El primer impulso que tuvo fue dejar tiradas a sus pacientes e irse directamente a la sede de La Verdad a buscar a Martín; el segundo, irse a su casa, desnudarse y enroscar su cuerpo en ovillo fetal sobre el suelo de la ducha, para dejar que el agua hirviente le lavara el alma mientras sus sollozos se ahogaban en el ruido del grifo abierto; el tercero, correr a la Calle de Las Angustias y descansar en el regazo de David. No hizo ninguno de los tres. Se quedó durante todo el día atendiendo como pudo a sus pacientes, llorando en las desgracias de ellas su propia pena.
Antes de salir, sus dedos terminaron marcando el móvil de Martín, quien contestó la llamada intrigado. Sabía que Fiamma nunca le llamaba a no ser que hubiera algo importante. Le sintió la voz cansada.
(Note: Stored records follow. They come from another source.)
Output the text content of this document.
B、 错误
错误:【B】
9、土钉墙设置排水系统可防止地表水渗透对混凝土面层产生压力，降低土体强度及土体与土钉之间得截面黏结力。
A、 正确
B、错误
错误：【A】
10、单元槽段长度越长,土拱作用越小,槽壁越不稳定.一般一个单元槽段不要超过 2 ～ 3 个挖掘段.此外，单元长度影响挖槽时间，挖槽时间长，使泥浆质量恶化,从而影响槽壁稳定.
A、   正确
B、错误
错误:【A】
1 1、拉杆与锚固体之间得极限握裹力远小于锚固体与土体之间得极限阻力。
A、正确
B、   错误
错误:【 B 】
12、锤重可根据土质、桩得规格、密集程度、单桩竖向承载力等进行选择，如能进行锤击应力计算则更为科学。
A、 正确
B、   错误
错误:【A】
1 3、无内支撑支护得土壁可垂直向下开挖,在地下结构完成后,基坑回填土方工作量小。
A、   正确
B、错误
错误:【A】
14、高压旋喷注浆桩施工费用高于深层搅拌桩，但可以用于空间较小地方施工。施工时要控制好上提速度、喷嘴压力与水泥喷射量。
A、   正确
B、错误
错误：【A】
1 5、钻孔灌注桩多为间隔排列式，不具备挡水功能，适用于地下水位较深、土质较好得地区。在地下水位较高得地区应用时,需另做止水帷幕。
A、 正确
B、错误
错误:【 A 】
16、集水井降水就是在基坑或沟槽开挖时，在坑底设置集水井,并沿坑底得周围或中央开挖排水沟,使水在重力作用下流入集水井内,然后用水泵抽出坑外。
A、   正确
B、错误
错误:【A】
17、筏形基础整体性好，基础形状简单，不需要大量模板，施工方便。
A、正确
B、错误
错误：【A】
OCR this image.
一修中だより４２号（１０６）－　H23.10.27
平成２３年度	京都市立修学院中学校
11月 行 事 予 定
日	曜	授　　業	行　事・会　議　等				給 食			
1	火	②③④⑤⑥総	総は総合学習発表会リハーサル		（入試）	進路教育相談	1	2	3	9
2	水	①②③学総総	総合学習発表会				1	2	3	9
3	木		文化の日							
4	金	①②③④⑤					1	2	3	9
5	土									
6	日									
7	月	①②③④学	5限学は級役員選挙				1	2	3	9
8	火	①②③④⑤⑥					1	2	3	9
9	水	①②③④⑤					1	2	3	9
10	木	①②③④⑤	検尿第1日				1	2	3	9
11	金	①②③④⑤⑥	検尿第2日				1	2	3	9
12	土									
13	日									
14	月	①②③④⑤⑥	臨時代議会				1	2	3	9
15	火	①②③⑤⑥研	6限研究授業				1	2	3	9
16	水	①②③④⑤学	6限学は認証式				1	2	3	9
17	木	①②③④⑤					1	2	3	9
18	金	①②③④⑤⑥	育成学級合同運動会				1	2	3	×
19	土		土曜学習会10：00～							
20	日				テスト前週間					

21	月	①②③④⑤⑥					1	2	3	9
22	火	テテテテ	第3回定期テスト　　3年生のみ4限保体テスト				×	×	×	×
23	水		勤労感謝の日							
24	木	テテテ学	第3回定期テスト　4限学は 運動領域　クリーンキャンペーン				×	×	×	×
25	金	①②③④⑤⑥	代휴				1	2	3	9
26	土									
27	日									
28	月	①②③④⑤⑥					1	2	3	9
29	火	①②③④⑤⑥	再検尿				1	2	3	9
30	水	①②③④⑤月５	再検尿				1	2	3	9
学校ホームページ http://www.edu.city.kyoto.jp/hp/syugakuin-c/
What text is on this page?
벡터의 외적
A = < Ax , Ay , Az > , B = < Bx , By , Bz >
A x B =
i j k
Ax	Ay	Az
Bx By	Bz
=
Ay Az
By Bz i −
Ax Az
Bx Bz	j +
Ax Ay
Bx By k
Las frases le salían como piedras pesadas, arrastradas por un hilo fino a punto de romperse; era su voz casi irreconocible, pidiéndole que fueran a cenar esa noche a El jardín de los desquicios. Necesitaba hablar con él, le dijo. Martín aceptó sin dudarlo, preguntándole si se sentía bien. Ella, sin responder a la pregunta, se despidió atropellada antes de ponerse a llorar. No quería desvelarle nada; por lo menos, no quería hacerlo por teléfono.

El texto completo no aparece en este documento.